J.LEE1, S.LIU1, A.LIU1, J.J.LIU1, Y.M.SHAO1, K.ANG1, S.C.LIM1
Khoo Teck Puat Hospital1
Acute kidney disease (AKI) is one of the leading causes for mortality in hospitalized patients. We aim to identify the risk factors for AKI and assess the clinical outcomes after first episode of AKI in multi-ethnic Southeast Asian people with type 2 diabetes (T2D).

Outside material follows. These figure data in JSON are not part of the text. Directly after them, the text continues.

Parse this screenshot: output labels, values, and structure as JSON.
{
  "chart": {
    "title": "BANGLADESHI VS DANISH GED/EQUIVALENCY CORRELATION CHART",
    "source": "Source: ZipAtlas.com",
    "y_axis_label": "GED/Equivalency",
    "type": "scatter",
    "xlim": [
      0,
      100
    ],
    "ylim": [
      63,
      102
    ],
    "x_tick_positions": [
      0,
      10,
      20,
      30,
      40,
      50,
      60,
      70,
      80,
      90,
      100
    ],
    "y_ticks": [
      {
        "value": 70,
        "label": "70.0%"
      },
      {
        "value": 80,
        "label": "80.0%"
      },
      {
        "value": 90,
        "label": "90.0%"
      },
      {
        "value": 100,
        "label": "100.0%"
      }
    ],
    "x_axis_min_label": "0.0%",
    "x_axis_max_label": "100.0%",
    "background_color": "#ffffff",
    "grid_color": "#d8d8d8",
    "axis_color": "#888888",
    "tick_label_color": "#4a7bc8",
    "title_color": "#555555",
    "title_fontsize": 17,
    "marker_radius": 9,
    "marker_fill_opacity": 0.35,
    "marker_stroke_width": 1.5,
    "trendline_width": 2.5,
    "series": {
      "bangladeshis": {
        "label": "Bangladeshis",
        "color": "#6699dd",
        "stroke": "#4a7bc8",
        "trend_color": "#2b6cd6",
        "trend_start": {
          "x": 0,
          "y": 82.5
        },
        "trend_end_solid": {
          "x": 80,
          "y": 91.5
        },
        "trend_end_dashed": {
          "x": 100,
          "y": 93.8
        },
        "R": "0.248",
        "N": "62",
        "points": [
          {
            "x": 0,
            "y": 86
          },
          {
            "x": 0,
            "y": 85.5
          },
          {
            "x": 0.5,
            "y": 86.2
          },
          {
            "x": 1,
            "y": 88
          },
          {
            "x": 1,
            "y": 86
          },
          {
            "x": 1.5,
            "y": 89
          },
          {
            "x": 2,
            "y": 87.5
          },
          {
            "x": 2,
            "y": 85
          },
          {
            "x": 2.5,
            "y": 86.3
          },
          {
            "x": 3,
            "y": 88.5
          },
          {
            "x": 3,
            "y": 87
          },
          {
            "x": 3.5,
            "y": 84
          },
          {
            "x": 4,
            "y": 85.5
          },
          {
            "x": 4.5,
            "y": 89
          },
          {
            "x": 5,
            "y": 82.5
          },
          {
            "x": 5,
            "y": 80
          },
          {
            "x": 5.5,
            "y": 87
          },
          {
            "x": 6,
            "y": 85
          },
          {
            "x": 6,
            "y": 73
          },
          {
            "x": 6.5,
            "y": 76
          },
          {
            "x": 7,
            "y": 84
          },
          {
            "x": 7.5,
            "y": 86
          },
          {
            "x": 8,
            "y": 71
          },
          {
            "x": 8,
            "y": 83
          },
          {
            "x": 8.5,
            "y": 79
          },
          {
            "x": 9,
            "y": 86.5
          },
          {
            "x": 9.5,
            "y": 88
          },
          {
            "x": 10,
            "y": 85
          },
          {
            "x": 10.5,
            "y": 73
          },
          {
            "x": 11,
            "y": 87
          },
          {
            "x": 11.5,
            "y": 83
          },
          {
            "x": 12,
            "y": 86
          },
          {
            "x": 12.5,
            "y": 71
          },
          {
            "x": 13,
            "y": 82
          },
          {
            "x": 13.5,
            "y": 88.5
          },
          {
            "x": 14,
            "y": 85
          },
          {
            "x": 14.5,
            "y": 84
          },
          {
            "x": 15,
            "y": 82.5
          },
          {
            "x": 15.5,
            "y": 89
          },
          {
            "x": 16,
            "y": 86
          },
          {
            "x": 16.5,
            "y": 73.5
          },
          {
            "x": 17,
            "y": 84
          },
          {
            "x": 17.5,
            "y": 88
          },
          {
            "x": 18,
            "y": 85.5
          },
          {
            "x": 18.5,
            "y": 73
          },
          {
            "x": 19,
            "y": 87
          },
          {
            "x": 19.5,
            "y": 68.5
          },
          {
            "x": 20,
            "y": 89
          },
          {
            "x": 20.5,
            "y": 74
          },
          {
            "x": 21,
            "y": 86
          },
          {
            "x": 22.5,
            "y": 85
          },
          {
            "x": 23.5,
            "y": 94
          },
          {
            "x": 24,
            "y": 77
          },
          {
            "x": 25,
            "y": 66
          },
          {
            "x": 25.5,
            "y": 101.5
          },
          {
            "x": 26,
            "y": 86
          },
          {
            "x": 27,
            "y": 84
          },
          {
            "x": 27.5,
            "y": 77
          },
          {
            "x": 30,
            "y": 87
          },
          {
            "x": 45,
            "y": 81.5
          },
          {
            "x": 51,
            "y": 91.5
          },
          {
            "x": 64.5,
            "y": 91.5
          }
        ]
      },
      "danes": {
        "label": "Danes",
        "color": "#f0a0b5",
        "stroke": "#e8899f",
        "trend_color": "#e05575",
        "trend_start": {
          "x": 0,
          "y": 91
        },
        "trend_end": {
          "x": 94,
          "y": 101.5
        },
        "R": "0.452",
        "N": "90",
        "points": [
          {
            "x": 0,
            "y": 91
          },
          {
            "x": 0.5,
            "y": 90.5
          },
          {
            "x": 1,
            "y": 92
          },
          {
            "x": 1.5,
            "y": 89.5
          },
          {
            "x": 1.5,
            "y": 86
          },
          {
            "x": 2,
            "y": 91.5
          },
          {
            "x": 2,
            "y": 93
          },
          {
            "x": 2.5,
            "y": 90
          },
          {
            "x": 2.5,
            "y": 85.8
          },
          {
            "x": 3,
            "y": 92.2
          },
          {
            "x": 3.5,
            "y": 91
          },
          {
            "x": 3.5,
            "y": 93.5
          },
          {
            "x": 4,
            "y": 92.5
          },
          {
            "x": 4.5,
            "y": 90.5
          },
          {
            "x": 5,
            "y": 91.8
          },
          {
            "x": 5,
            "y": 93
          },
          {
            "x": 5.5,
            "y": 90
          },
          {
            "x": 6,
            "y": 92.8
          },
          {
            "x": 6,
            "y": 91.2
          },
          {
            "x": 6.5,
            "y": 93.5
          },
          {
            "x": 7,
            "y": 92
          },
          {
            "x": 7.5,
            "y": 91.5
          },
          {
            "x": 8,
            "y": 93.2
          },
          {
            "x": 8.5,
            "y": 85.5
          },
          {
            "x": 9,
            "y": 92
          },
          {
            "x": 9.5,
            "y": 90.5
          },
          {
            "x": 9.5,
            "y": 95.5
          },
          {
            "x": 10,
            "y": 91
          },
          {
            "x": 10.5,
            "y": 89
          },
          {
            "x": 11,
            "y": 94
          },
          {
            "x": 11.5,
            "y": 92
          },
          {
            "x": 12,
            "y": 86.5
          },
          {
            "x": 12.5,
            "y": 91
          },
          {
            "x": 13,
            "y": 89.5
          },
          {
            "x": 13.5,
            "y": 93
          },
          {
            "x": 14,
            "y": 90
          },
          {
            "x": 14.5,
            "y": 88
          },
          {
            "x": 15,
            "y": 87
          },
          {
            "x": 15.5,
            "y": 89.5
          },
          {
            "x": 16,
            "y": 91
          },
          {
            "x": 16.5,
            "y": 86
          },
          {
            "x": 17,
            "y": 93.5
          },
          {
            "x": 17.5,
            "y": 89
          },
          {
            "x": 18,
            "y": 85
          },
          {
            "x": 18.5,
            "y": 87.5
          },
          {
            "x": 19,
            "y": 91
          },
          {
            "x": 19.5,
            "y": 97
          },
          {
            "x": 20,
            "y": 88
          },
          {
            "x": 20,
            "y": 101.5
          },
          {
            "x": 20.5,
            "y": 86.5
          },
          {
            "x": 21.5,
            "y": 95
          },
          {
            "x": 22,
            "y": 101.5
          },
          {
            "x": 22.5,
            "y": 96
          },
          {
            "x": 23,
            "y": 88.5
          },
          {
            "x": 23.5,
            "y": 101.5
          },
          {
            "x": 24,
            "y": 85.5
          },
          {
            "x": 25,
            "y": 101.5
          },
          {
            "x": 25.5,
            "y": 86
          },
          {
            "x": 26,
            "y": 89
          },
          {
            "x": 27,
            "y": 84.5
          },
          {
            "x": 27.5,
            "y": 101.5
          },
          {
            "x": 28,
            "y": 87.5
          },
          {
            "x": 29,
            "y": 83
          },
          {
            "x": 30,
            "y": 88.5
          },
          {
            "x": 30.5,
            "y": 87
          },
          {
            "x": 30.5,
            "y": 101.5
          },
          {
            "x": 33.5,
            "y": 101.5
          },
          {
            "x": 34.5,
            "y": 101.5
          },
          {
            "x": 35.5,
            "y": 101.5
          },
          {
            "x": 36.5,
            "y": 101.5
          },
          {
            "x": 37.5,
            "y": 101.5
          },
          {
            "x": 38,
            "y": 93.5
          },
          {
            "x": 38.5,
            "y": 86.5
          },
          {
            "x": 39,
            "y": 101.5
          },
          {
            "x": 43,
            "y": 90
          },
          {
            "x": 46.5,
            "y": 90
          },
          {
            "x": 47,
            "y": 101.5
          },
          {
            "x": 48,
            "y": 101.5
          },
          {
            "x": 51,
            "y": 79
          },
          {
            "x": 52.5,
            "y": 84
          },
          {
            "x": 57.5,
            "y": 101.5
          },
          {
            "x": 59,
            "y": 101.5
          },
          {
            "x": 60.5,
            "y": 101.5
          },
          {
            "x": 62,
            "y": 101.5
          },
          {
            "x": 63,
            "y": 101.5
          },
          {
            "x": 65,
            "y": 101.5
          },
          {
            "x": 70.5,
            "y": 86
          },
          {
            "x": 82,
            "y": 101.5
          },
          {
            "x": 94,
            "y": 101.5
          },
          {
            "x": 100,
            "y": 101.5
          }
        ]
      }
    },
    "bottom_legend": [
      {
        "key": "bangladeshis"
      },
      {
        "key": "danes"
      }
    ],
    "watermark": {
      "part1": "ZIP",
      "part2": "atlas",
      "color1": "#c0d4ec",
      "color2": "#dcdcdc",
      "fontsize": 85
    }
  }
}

1684 participants with T2D were recruited from KTPH from 2011 to 2017. AKI was defined as having 1.5 folds or greater increment in serum creatinine concentration during a single hospitalization administration (modified KDIGO criteria). End stage kidney disease (ESKD), major adverse cardiovascular events (MACE) and all-cause mortality were identified through electronic medical records. Risk factors for AKI and the association of AKI with subsequent risks for ESKD, MACE and mortality were studied by Cox regression models.
During a median (IQR) of 3.9 (3.0 – 5.4) years follow-up, we identified 155 AKI events (0.9/100 patient-years). Multivariable Cox regression model suggested that older age, Malay and Indian ethnicity, CVD history, high HbA1c, low eGFR and high albuminuria were independently associated with risk for AKI after accounting for other demographic and clinical risk factors. Participants with AKI event(s) had a 1.82 (95% CI 1.08-3.06), 1.91 (1.18-3.10) and 3.78 (95% CI 2.63-5.22) folds higher risk for ESKD, MACE and all-cause mortality, respectively as compared to those without AKI events.
AKI is associated with greatly increased risk for adverse clinical outcomes. Older age, Malay/Indian ethnicity, CVD history, poor glycaemic control and concomitant kidney disease are potential risk factors for development of AKI.